Friday, June 2, 2017

Could this be how Disinformation is Planted in Our News?

  "We'll know we are successful when everything the Americans believe is a lie." That's a rework of a quote attributed to former CIA Director William Casey.
   But, in light of news just months ago that the Russians tried to influence our election with disinformation and propaganda, I find myself wondering if they also try to mess with our news as a practice. Did they just do it that one time, or was that one time just a slice of the pie?
   I wonder how they would influence us? The commentators seem to be arriving at their opinions without any outside influence. But, perhaps they have minor media sites that they read. Or, they have audience members who write them regularly, whose thoughts they then parrot. If so, you would simply plug yourself in as someone responding to their program, and offer up the disinformation, and wait for the commentators to take up the bait.
   Who would you go after? Fox News? MSNBC? I'd say, you shoot at both sides.
   As I think about this, I would not be surprised at all if this is happening, and if this is a key way disinformation is being planted in our news world. And, if the Russians did establish plants like this is our media, would they pull them out just because the election was over? It makes sense, if you have plants in the media, you keep on using them.
   And, we'll know they're successful when everything we believe is a lie.

An Economy of One

   It could be argued the jobs you and I have would be available to someone else if we were deported. If one person works, he is always "taking" the job from someone else.   
  So, let's find reason for not liking you and I, and kick us out, and the economy will improve. . . . I'm sorry, I don't find this way of thinking to be sound logic.   
  Those who argue immigrants are taking jobs from others might be best suited in an economy of one. Then, no one could take their job from them.

Thursday, June 1, 2017

For Truth to Win, it Must be Heard

   Perhaps the greatest good coming out of President Trump's Paris Accord decision is that it elevates the national discussion on climate change.
   That's good, for in order for truth to win, it must be heard. The more we discuss climate change, the more we will learn about it. And, the more we learn, the quicker people will realize it is real, and we do, indeed, need to be taking steps against it.
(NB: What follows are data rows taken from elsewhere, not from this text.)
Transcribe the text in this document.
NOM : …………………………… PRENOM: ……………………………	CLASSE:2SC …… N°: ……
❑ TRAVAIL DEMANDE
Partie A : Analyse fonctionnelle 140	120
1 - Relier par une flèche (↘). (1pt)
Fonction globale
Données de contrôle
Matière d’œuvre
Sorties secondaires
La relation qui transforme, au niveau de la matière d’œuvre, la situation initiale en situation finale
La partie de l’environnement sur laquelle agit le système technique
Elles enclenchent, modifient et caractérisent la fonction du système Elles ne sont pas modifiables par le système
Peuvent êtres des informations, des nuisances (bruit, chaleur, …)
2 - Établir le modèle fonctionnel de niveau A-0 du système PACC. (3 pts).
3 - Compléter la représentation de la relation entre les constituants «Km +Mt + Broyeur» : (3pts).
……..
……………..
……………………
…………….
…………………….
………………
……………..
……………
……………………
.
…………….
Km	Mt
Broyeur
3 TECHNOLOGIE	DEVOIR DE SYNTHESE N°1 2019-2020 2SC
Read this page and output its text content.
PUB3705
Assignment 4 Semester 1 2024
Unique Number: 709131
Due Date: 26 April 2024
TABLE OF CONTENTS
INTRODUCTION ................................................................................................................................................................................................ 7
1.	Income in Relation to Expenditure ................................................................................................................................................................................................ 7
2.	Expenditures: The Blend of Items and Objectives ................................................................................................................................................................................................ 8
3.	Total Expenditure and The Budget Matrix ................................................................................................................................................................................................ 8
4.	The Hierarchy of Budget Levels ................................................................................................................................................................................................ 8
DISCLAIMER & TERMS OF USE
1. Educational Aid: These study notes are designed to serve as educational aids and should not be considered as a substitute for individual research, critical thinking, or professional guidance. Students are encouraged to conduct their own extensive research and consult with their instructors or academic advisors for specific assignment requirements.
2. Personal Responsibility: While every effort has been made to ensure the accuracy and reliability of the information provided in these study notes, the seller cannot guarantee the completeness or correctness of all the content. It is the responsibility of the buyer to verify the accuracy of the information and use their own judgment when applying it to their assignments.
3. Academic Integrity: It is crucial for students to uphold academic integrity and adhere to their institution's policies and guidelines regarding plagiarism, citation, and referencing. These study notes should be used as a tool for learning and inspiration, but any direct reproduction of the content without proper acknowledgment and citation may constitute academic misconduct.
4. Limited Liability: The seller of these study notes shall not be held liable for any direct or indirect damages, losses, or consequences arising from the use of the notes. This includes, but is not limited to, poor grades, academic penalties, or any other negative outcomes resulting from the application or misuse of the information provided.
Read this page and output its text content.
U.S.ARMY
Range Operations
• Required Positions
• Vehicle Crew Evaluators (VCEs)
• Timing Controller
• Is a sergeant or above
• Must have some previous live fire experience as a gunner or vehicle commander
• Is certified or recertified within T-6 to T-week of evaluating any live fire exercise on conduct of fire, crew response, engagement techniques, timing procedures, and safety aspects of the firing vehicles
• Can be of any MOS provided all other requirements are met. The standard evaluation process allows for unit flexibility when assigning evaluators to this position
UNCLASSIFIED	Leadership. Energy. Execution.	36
Don't Criminalize Work, nor Those Who Come to Work

  Work should not be illegal. The work ethic should not be criminalized, but encouraged. Let the working class come to America. If we really feel we must send someone packing back to the country they came from, let's not let it be these. Let's try to hold on to these, the ones who just want to work. Who would think America would criminalize such a thing? Often they are the poor, seeking no more than an honest-day's work. Instead of cutting these people off, wouldn't we be better served to screen out someone else? Maybe go after the dishonest, or those who come in with criminal records, or those who commit crimes when they get here, or those who come just seeking to get on our welfare programs?

   But, those who come in search of a better life, wanting no more than to work? Are these the people we would criminalize?